De verklaring van [naam] luidt, voor zover in dit verband van belang, als volgt:
In de periode tussen het overlijden van vader [gedaagde] en de overname moesten er door
mevrouw [gedaagde] uitgaven worden gedaan. Deze heeft de heer [gedaagde] ([gedaagde]

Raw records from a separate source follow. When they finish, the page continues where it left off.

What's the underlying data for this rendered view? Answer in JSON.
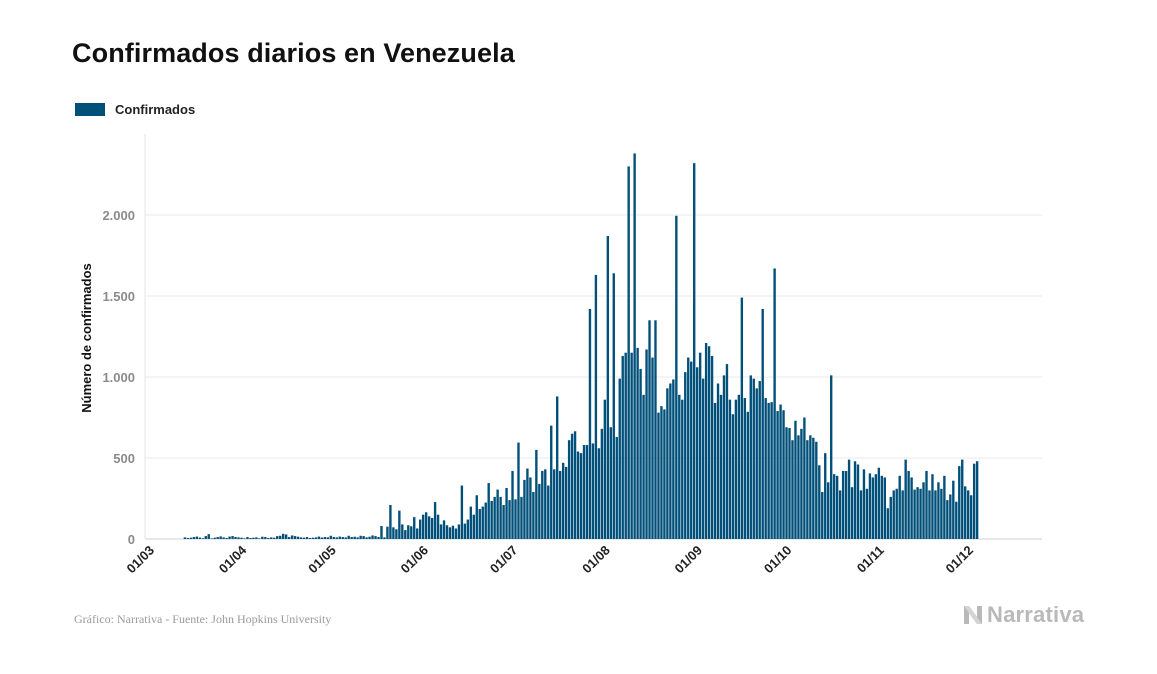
{
  "title": "Confirmados diarios en Venezuela",
  "legend": {
    "label": "Confirmados",
    "color": "#00507a"
  },
  "footer": {
    "source": "Gráfico: Narrativa - Fuente: John Hopkins University",
    "brand": "Narrativa"
  },
  "chart_data": {
    "type": "bar",
    "title": "Confirmados diarios en Venezuela",
    "xlabel": "",
    "ylabel": "Número de confirmados",
    "ylim": [
      0,
      2500
    ],
    "yticks": [
      0,
      500,
      1000,
      1500,
      2000
    ],
    "ytick_labels": [
      "0",
      "500",
      "1.000",
      "1.500",
      "2.000"
    ],
    "xtick_labels": [
      "01/03",
      "01/04",
      "01/05",
      "01/06",
      "01/07",
      "01/08",
      "01/09",
      "01/10",
      "01/11",
      "01/12"
    ],
    "grid": true,
    "legend_position": "top-left",
    "series": [
      {
        "name": "Confirmados",
        "color": "#00507a",
        "start_date": "2020-03-14",
        "values": [
          10,
          6,
          8,
          12,
          15,
          9,
          5,
          18,
          30,
          4,
          8,
          12,
          16,
          10,
          6,
          15,
          18,
          12,
          10,
          8,
          4,
          12,
          6,
          8,
          10,
          4,
          14,
          12,
          6,
          10,
          8,
          18,
          20,
          32,
          28,
          12,
          22,
          18,
          14,
          10,
          8,
          12,
          6,
          8,
          10,
          15,
          9,
          12,
          10,
          20,
          12,
          10,
          15,
          12,
          10,
          20,
          12,
          14,
          10,
          20,
          18,
          10,
          14,
          22,
          18,
          12,
          80,
          10,
          76,
          210,
          72,
          60,
          175,
          90,
          55,
          85,
          78,
          135,
          65,
          120,
          150,
          165,
          140,
          130,
          228,
          150,
          90,
          115,
          85,
          72,
          82,
          65,
          90,
          330,
          95,
          120,
          200,
          150,
          270,
          185,
          200,
          225,
          345,
          235,
          260,
          305,
          260,
          210,
          315,
          240,
          420,
          245,
          595,
          260,
          365,
          435,
          380,
          290,
          550,
          340,
          420,
          430,
          330,
          700,
          430,
          880,
          420,
          470,
          445,
          610,
          650,
          665,
          540,
          530,
          580,
          580,
          1420,
          590,
          1630,
          560,
          680,
          860,
          1870,
          690,
          1640,
          630,
          990,
          1130,
          1150,
          2300,
          1150,
          2380,
          1180,
          1050,
          890,
          1170,
          1350,
          1120,
          1350,
          780,
          820,
          800,
          930,
          960,
          985,
          1995,
          890,
          860,
          1030,
          1120,
          1095,
          2320,
          1060,
          1150,
          990,
          1210,
          1190,
          1130,
          840,
          960,
          890,
          1010,
          1080,
          860,
          770,
          860,
          890,
          1490,
          870,
          785,
          1010,
          990,
          930,
          975,
          1420,
          870,
          840,
          845,
          1670,
          790,
          830,
          795,
          690,
          685,
          610,
          730,
          640,
          680,
          750,
          610,
          640,
          625,
          600,
          455,
          290,
          530,
          350,
          1010,
          400,
          390,
          300,
          420,
          420,
          490,
          320,
          480,
          460,
          300,
          430,
          310,
          405,
          380,
          400,
          440,
          390,
          380,
          190,
          260,
          300,
          310,
          390,
          300,
          490,
          420,
          380,
          305,
          320,
          310,
          350,
          420,
          300,
          400,
          300,
          350,
          310,
          390,
          240,
          275,
          360,
          230,
          450,
          490,
          325,
          300,
          270,
          465,
          480
        ]
      }
    ]
  }
}
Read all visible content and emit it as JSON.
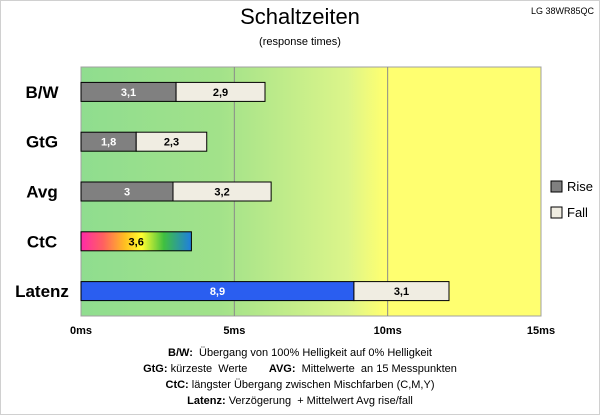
{
  "title": "Schaltzeiten",
  "subtitle": "(response times)",
  "model": "LG 38WR85QC",
  "chart_data": {
    "type": "bar",
    "orientation": "horizontal",
    "stacked": true,
    "categories": [
      "B/W",
      "GtG",
      "Avg",
      "CtC",
      "Latenz"
    ],
    "series": [
      {
        "name": "Rise",
        "values": [
          3.1,
          1.8,
          3.0,
          3.6,
          8.9
        ],
        "labels": [
          "3,1",
          "1,8",
          "3",
          "3,6",
          "8,9"
        ]
      },
      {
        "name": "Fall",
        "values": [
          2.9,
          2.3,
          3.2,
          null,
          3.1
        ],
        "labels": [
          "2,9",
          "2,3",
          "3,2",
          "",
          "3,1"
        ]
      }
    ],
    "xlim": [
      0,
      15
    ],
    "xticks": [
      0,
      5,
      10,
      15
    ],
    "xtick_labels": [
      "0ms",
      "5ms",
      "10ms",
      "15ms"
    ],
    "legend": {
      "position": "right",
      "entries": [
        "Rise",
        "Fall"
      ]
    },
    "grid": true,
    "colors": {
      "rise": "#808080",
      "fall": "#f0ede2",
      "latenz_rise": "#2a5ef0",
      "bg_green": "#8fdd8f",
      "bg_yellow": "#ffff70"
    }
  },
  "footer": {
    "line1_key": "B/W:",
    "line1_text": "  Übergang von 100% Helligkeit auf 0% Helligkeit",
    "line2_key_a": "GtG:",
    "line2_text_a": " kürzeste  Werte       ",
    "line2_key_b": "AVG:",
    "line2_text_b": "  Mittelwerte  an 15 Messpunkten",
    "line3_key": "CtC:",
    "line3_text": " längster Übergang zwischen Mischfarben (C,M,Y)",
    "line4_key": "Latenz:",
    "line4_text": " Verzögerung  + Mittelwert Avg rise/fall"
  }
}
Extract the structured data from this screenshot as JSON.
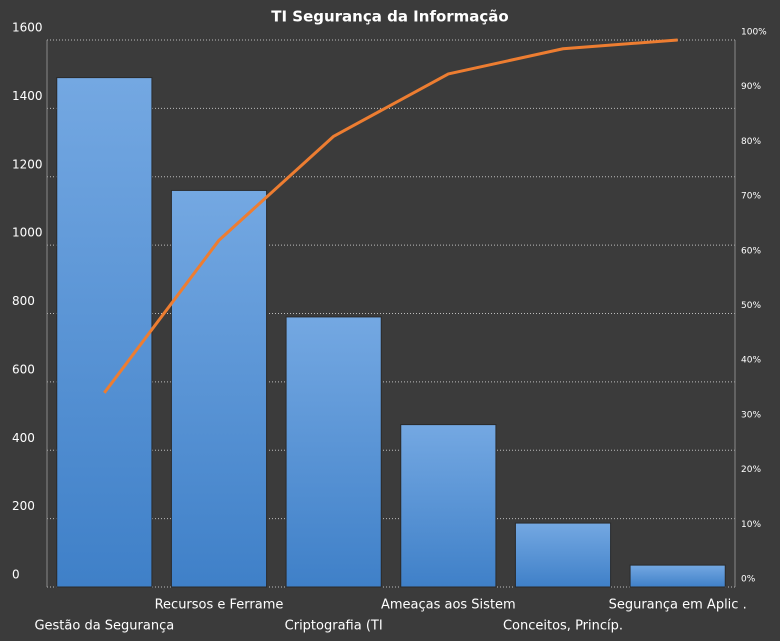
{
  "chart_data": {
    "type": "pareto",
    "title": "TI Segurança da Informação",
    "categories": [
      "Gestão da Segurança",
      "Recursos e Ferrame",
      "Criptografia (TI",
      "Ameaças aos Sistem",
      "Conceitos, Princíp.",
      "Segurança em Aplic ."
    ],
    "series": [
      {
        "type": "bar",
        "color": "#4a8ad4",
        "values": [
          1490,
          1160,
          790,
          475,
          187,
          64
        ]
      },
      {
        "type": "line",
        "color": "#ed7d31",
        "axis": "y2",
        "values": [
          35.5,
          63.4,
          82.4,
          93.8,
          98.4,
          100
        ]
      }
    ],
    "ylim": [
      0,
      1600
    ],
    "yticks": [
      0,
      200,
      400,
      600,
      800,
      1000,
      1200,
      1400,
      1600
    ],
    "y2lim": [
      0,
      100
    ],
    "y2ticks": [
      {
        "value": 0,
        "label": "0%"
      },
      {
        "value": 10,
        "label": "10%"
      },
      {
        "value": 20,
        "label": "20%"
      },
      {
        "value": 30,
        "label": "30%"
      },
      {
        "value": 40,
        "label": "40%"
      },
      {
        "value": 50,
        "label": "50%"
      },
      {
        "value": 60,
        "label": "60%"
      },
      {
        "value": 70,
        "label": "70%"
      },
      {
        "value": 80,
        "label": "80%"
      },
      {
        "value": 90,
        "label": "90%"
      },
      {
        "value": 100,
        "label": "100%"
      }
    ],
    "grid": true
  }
}
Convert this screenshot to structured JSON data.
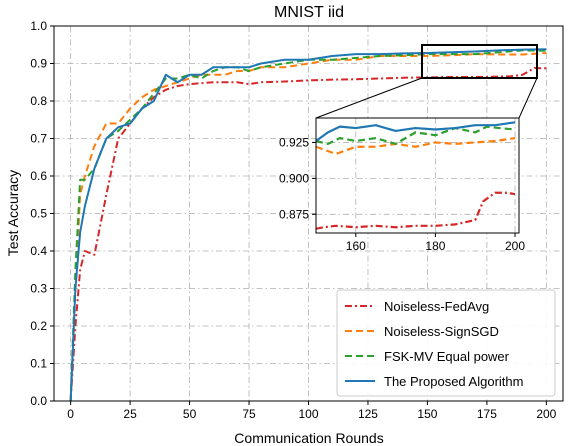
{
  "chart_data": {
    "type": "line",
    "title": "MNIST iid",
    "xlabel": "Communication Rounds",
    "ylabel": "Test Accuracy",
    "xlim": [
      -7,
      207
    ],
    "ylim": [
      0.0,
      1.0
    ],
    "xticks": [
      "0",
      "25",
      "50",
      "75",
      "100",
      "125",
      "150",
      "175",
      "200"
    ],
    "yticks": [
      "0.0",
      "0.1",
      "0.2",
      "0.3",
      "0.4",
      "0.5",
      "0.6",
      "0.7",
      "0.8",
      "0.9",
      "1.0"
    ],
    "grid": true,
    "legend_position": "lower-right",
    "series": [
      {
        "name": "Noiseless-FedAvg",
        "color": "#d62728",
        "dash": "dashdot",
        "x": [
          0,
          2,
          4,
          6,
          10,
          15,
          20,
          25,
          30,
          35,
          40,
          45,
          50,
          60,
          70,
          75,
          80,
          90,
          100,
          110,
          120,
          130,
          140,
          150,
          160,
          170,
          180,
          185,
          190,
          195,
          200
        ],
        "y": [
          0.0,
          0.2,
          0.35,
          0.4,
          0.39,
          0.55,
          0.7,
          0.74,
          0.78,
          0.81,
          0.83,
          0.84,
          0.845,
          0.85,
          0.85,
          0.845,
          0.85,
          0.852,
          0.855,
          0.857,
          0.858,
          0.86,
          0.862,
          0.863,
          0.864,
          0.864,
          0.865,
          0.866,
          0.87,
          0.888,
          0.887
        ]
      },
      {
        "name": "Noiseless-SignSGD",
        "color": "#ff7f0e",
        "dash": "dashed",
        "x": [
          0,
          2,
          4,
          6,
          10,
          15,
          20,
          25,
          30,
          35,
          40,
          45,
          50,
          55,
          60,
          65,
          70,
          75,
          80,
          90,
          100,
          110,
          120,
          130,
          140,
          150,
          160,
          170,
          180,
          190,
          200
        ],
        "y": [
          0.0,
          0.3,
          0.55,
          0.6,
          0.68,
          0.74,
          0.74,
          0.78,
          0.81,
          0.83,
          0.84,
          0.85,
          0.86,
          0.87,
          0.87,
          0.87,
          0.88,
          0.88,
          0.89,
          0.89,
          0.9,
          0.91,
          0.91,
          0.92,
          0.92,
          0.92,
          0.922,
          0.925,
          0.924,
          0.924,
          0.928
        ]
      },
      {
        "name": "FSK-MV Equal power",
        "color": "#2ca02c",
        "dash": "dashed",
        "x": [
          0,
          2,
          4,
          6,
          10,
          15,
          20,
          25,
          30,
          35,
          40,
          45,
          50,
          55,
          60,
          65,
          70,
          75,
          80,
          90,
          100,
          110,
          120,
          130,
          140,
          150,
          160,
          170,
          180,
          190,
          200
        ],
        "y": [
          0.0,
          0.35,
          0.59,
          0.59,
          0.62,
          0.7,
          0.72,
          0.75,
          0.78,
          0.82,
          0.86,
          0.86,
          0.87,
          0.86,
          0.88,
          0.89,
          0.89,
          0.88,
          0.89,
          0.9,
          0.91,
          0.91,
          0.915,
          0.92,
          0.922,
          0.925,
          0.925,
          0.925,
          0.93,
          0.935,
          0.934
        ]
      },
      {
        "name": "The Proposed Algorithm",
        "color": "#1f77b4",
        "dash": "solid",
        "x": [
          0,
          2,
          4,
          6,
          10,
          15,
          20,
          25,
          30,
          35,
          40,
          45,
          50,
          55,
          60,
          65,
          70,
          75,
          80,
          90,
          100,
          110,
          120,
          130,
          140,
          150,
          160,
          170,
          180,
          190,
          200
        ],
        "y": [
          0.0,
          0.3,
          0.45,
          0.52,
          0.62,
          0.7,
          0.73,
          0.74,
          0.78,
          0.8,
          0.87,
          0.85,
          0.87,
          0.87,
          0.89,
          0.89,
          0.89,
          0.89,
          0.9,
          0.91,
          0.91,
          0.92,
          0.925,
          0.925,
          0.927,
          0.928,
          0.93,
          0.932,
          0.935,
          0.937,
          0.938
        ]
      }
    ],
    "inset": {
      "xlim": [
        150,
        201
      ],
      "ylim": [
        0.862,
        0.942
      ],
      "xticks": [
        "160",
        "180",
        "200"
      ],
      "yticks": [
        "0.875",
        "0.900",
        "0.925"
      ],
      "series": [
        {
          "name": "Noiseless-FedAvg",
          "x": [
            150,
            152,
            155,
            160,
            165,
            170,
            175,
            180,
            185,
            190,
            192,
            195,
            198,
            200
          ],
          "y": [
            0.865,
            0.866,
            0.867,
            0.866,
            0.867,
            0.866,
            0.867,
            0.867,
            0.868,
            0.871,
            0.884,
            0.89,
            0.89,
            0.889
          ]
        },
        {
          "name": "Noiseless-SignSGD",
          "x": [
            150,
            155,
            160,
            165,
            170,
            175,
            180,
            185,
            190,
            195,
            200
          ],
          "y": [
            0.922,
            0.917,
            0.922,
            0.922,
            0.924,
            0.922,
            0.925,
            0.924,
            0.925,
            0.926,
            0.928
          ]
        },
        {
          "name": "FSK-MV Equal power",
          "x": [
            150,
            153,
            156,
            160,
            165,
            170,
            175,
            180,
            185,
            190,
            193,
            196,
            200
          ],
          "y": [
            0.926,
            0.924,
            0.928,
            0.926,
            0.928,
            0.924,
            0.932,
            0.93,
            0.935,
            0.932,
            0.936,
            0.935,
            0.934
          ]
        },
        {
          "name": "The Proposed Algorithm",
          "x": [
            150,
            153,
            156,
            160,
            165,
            170,
            175,
            180,
            185,
            190,
            195,
            200
          ],
          "y": [
            0.926,
            0.932,
            0.936,
            0.935,
            0.937,
            0.933,
            0.935,
            0.934,
            0.935,
            0.937,
            0.937,
            0.939
          ]
        }
      ]
    }
  }
}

bij wijze van voorschot betaald en deze zijn later in mindering gebracht op de overnamesom. Dit is één aspect. Het andere aspect is dat tijdens het overnametraject kosten zijn gemaakt die door [gedaagde] zijn betaald terwijl zij op beide partijen betrekking hadden. Het gaat dan over de kosten van ons kantoor, van de notaris en van een taxateur. Er zijn over deze laatste kosten tussen de partijen geen afspraken gemaakt waarbij ik persoonlijk aanwezig was. Ik heb aangegeven dat [gedaagde] dit met zijn moeder moest afstemmen en heb later van [gedaagde] teruggekoppeld gekregen dat zij consensus hadden bereikt over de kosten van ons kantoor voor zover die in 2003 waren gemaakt en de kosten van de taxateur. Dientengevolge is de helft van deze kosten in mindering gebracht op de overnamesom. Dit was bij elkaar ongeveer € 6.000,00. Het is mij niet bekend of partijen ook over die andere kosten een afspraak hebben gemaakt.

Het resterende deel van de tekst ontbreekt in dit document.